David Calhoun wrote in Dazed and Confused magazine that "the promo videos made by Peter Whitehead in the 1960s mark the real birth of the music video", and he has been described as the "most important representative of the avant garde cinema in the UK".

He made his name with Wholly Communion, which recorded Allen Ginsberg, Gregory Corso and beat cohorts at a poetry reading at the Albert Hall in 1965.

"Ginsberg arrived in London and I went to a poetry reading. He was there with a few other English poets.

"They announced at the end that they were planning to rent the Albert Hall for a poetry reading in about five weeks' time, which was the most absurd idea you could imagine for any poet, even Shakespeare.

"A few days beforehand I still didn't believe it would happen. But they said it was going to, and I said 'I'm a filmmaker, I could film it for you'."

Seven thousand people turned up at the Albert Hall and another 2000 were turned away. Whitehead describes the event as "the first Happening with a capital H", the moment when disparate strands of the emerging counterculture in mid-'60s London began to merge and people realised something significant was afoot.

"It was the first moment of consciousness that allowed people to come together. It brought together new attitudes to sex, Vietnam, the Aldermaston March…"

Wholly Communion won the Mannheim Film Festival Gold Medal. Among its admirers was Rolling Stones manager Andrew Loog Oldham, who commissioned Whitehead to make a cinema-verité film of the band on tour in Ireland.

Then there was Tonite Let's Make Love in London, in which he filmed the Syd Barrett-era Pink Floyd in the studio and at the psychedelic UFO club.

What set Whitehead apart at the time was his silent camera, which meant he could record unobtrusively at events such as poetry readings or rock concerts.

"There was nobody else really doing what I was doing," he says. "For a few years I was able to make those films and I documented the Sixties, there's no doubt about that. Anybody now can make a video with a camera they bought from Dixons."

He was "very lucky" to have a silent camera at a time when they were rare in England. However, while he shot most of his films in this country, he maintains they are actually about America.

"Wholly Communion was really about Ginsberg and Corso, who were American – people wouldn't have been as excited if they were English poets.

"The Rolling Stones were a bunch of guys from the London School of Economics who were doing the music of black guys from Chicago. The point is that the music and the essence of what they were doing was American.

"US, a play by Peter Brooke that I filmed, was basically saying that the war in Vietnam was our concern.

"It was American cultural imperialism, just like today in Iraq."

Born in Liverpool in 1937, Whitehead has certainly lived a full life. Falconry is his passion alongside film, an interest that has led to some brushes with death while exploring the birds' habitats.

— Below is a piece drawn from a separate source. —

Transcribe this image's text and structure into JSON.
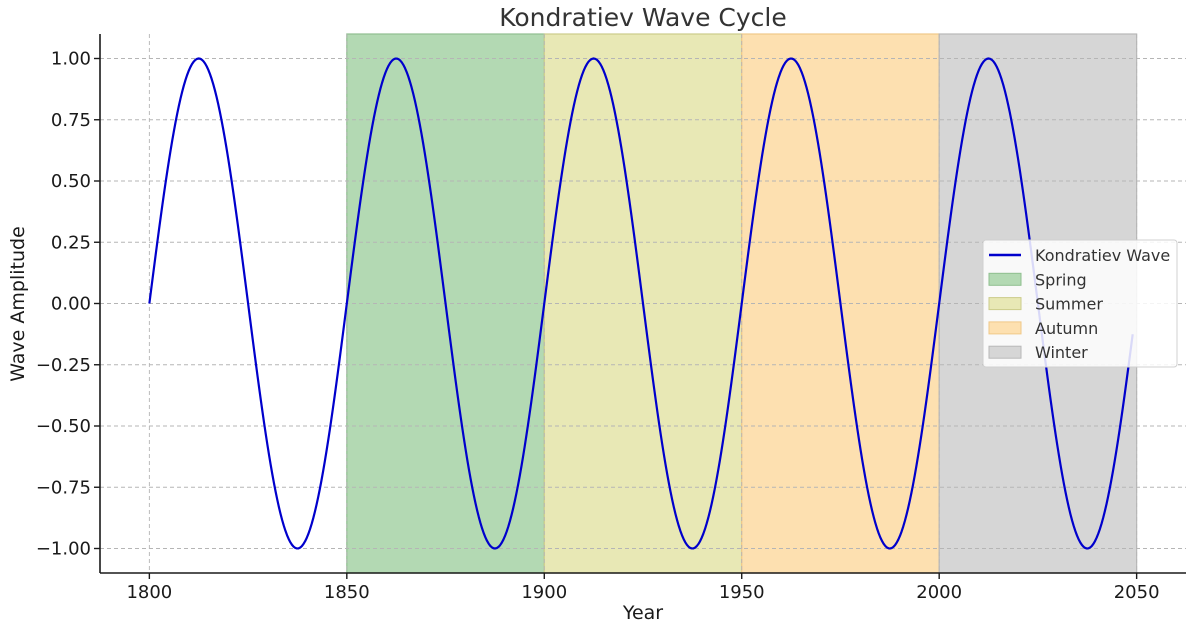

He once found himself trapped on a Moroccan cliff-face with no choice but to cut one of the two ropes that were holding him.

He burned his way down the other rope, bouncing off the rocks before falling into the sea from 45ft, and still bears the scars.

On another expedition he caught black cholera in Baluchistan, 50 miles from the nearest road.

"I was saved by a witchdoctor: they tied me up with ropes to stop the blood flowing into my arms and legs, and then they stood on me and paralysed me, so that finally the stomach was unable to vomit.

"They broke two of my ribs, but saved my life."

He abandoned film-making for almost 30 years, dedicating himself to exploration, but was recently lured back by the promise of working with the band of the moment, The Libertines.

A friend of a friend put them in touch and the result, which remains a work-in-progress film, receives its première tomorrow evening. It should be a memorable night for music lovers young and old.

Here Comes the Nice: A Peter Whitehead Retrospective begins at 6pm at Cinema City in the Playhouse Theatre, St George's Street, tel: 01603 622047.

The Sixties theme continues in the Playhouse Bar directly after the screenings, with live music, beat poetry and oil-slides.